Millions of people worldwide suffer from the most common genetic diseases, such as sickle-cell anaemia or thalassemia, two blood disorders. A long tail of rarer conditions each afflict an unfortunate few, who add up to many millions in total. Twenty years ago most patients had little hope of a treatment.
But exciting developments in genomic medicines are now promising to treat, and potentially cure, horrible and sometimes fatal genetic diseases. Gene-editing, for example, uses enzymes to snip a patient’s DNA precisely where needed and make a repair to harmful mutations. The technologies are mind-bending, but their cost, sadly, is bank-breaking.
At over $3m a time, several gene therapies count as the most expensive drugs ever approved. Even wealthy countries are struggling to absorb their costs. The Aspen Institute, a think-tank, reckons that by 2031 America may spend a combined $30bn a year on gene and cell therapies covering 550,000 people.

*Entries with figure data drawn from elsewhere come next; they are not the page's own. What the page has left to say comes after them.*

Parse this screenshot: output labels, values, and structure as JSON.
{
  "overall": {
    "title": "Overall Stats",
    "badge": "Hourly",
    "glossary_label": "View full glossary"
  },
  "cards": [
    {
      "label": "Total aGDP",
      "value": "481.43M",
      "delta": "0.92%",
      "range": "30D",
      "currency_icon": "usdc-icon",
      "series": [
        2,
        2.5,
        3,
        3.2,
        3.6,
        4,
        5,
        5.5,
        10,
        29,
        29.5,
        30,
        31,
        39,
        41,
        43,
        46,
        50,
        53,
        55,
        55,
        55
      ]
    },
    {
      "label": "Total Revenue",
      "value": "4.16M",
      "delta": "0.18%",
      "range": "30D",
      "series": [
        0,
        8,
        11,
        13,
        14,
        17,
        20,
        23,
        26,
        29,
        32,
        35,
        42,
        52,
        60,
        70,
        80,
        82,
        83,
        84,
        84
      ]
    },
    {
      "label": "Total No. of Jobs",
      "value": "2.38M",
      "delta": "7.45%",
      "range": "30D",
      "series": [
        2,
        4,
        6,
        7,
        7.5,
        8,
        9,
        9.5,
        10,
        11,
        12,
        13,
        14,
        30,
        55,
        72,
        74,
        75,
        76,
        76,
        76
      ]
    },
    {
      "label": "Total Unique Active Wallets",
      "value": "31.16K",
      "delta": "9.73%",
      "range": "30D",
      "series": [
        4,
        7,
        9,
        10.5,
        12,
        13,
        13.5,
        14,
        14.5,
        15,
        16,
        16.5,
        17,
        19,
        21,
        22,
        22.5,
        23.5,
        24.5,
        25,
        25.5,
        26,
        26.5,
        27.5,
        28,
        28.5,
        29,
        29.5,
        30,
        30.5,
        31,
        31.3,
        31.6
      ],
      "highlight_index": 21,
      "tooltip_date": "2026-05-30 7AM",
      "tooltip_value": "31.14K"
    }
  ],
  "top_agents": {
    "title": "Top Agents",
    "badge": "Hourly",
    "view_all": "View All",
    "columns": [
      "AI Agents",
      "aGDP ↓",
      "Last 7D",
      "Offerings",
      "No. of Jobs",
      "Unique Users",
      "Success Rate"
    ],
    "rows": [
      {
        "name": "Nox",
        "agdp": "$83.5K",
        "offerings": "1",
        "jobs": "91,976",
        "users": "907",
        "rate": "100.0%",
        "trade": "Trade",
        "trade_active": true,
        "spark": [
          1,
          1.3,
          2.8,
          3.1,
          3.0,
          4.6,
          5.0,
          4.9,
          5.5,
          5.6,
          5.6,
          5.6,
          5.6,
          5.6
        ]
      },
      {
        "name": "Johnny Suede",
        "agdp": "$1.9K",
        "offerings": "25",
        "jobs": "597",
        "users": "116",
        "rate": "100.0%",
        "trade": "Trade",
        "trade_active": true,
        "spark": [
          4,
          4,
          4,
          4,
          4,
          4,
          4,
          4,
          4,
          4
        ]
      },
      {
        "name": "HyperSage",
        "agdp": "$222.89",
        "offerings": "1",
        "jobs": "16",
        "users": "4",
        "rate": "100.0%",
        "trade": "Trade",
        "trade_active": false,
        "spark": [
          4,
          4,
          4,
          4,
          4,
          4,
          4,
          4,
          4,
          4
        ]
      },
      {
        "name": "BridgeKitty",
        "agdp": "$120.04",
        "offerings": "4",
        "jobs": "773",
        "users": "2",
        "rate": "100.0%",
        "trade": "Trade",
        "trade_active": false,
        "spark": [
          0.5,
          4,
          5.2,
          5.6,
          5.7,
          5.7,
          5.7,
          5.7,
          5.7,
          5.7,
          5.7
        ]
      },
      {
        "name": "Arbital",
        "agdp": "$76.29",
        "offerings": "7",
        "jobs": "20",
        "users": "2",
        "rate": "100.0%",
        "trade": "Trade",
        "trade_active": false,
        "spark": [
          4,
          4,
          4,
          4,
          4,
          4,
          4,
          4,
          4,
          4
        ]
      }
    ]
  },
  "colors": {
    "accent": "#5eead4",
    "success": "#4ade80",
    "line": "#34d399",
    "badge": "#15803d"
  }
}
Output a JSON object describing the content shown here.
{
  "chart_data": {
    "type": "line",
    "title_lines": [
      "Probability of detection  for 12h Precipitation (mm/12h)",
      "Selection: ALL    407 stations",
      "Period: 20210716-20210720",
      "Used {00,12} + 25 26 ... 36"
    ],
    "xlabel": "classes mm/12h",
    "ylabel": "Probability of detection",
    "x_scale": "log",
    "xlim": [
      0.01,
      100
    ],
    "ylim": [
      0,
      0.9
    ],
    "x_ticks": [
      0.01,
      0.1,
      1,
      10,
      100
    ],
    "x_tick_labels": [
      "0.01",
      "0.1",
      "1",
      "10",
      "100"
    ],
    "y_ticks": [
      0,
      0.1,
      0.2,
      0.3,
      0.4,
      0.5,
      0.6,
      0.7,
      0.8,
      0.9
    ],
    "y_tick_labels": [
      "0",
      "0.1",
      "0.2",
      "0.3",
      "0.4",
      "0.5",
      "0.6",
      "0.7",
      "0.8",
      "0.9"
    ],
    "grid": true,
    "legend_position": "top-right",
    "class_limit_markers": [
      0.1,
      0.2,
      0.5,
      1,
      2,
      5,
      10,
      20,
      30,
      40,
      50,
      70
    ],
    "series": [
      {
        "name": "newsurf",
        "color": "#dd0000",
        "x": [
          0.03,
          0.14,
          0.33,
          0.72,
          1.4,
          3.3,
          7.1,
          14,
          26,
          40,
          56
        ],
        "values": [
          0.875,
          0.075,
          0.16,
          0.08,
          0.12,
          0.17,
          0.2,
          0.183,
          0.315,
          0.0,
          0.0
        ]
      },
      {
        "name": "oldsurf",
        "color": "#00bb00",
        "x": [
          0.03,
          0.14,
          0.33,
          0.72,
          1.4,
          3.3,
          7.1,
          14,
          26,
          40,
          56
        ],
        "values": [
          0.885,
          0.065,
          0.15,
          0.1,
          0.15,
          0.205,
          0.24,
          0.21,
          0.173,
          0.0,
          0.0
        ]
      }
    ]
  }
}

That would be roughly ten times the average cost per patient of America’s current prescription-drug bill. If they are to realise their potential, these medical innovations may therefore demand financial innovation, too. Pharma firms insist that the price is justified.
They correctly point out that creating new medicines is colossally expensive and fraught with risk. Once invented and approved, these treatments are also unusually fiddly to make. Gene therapies have been compared to “snowflakes", because each batch is unique.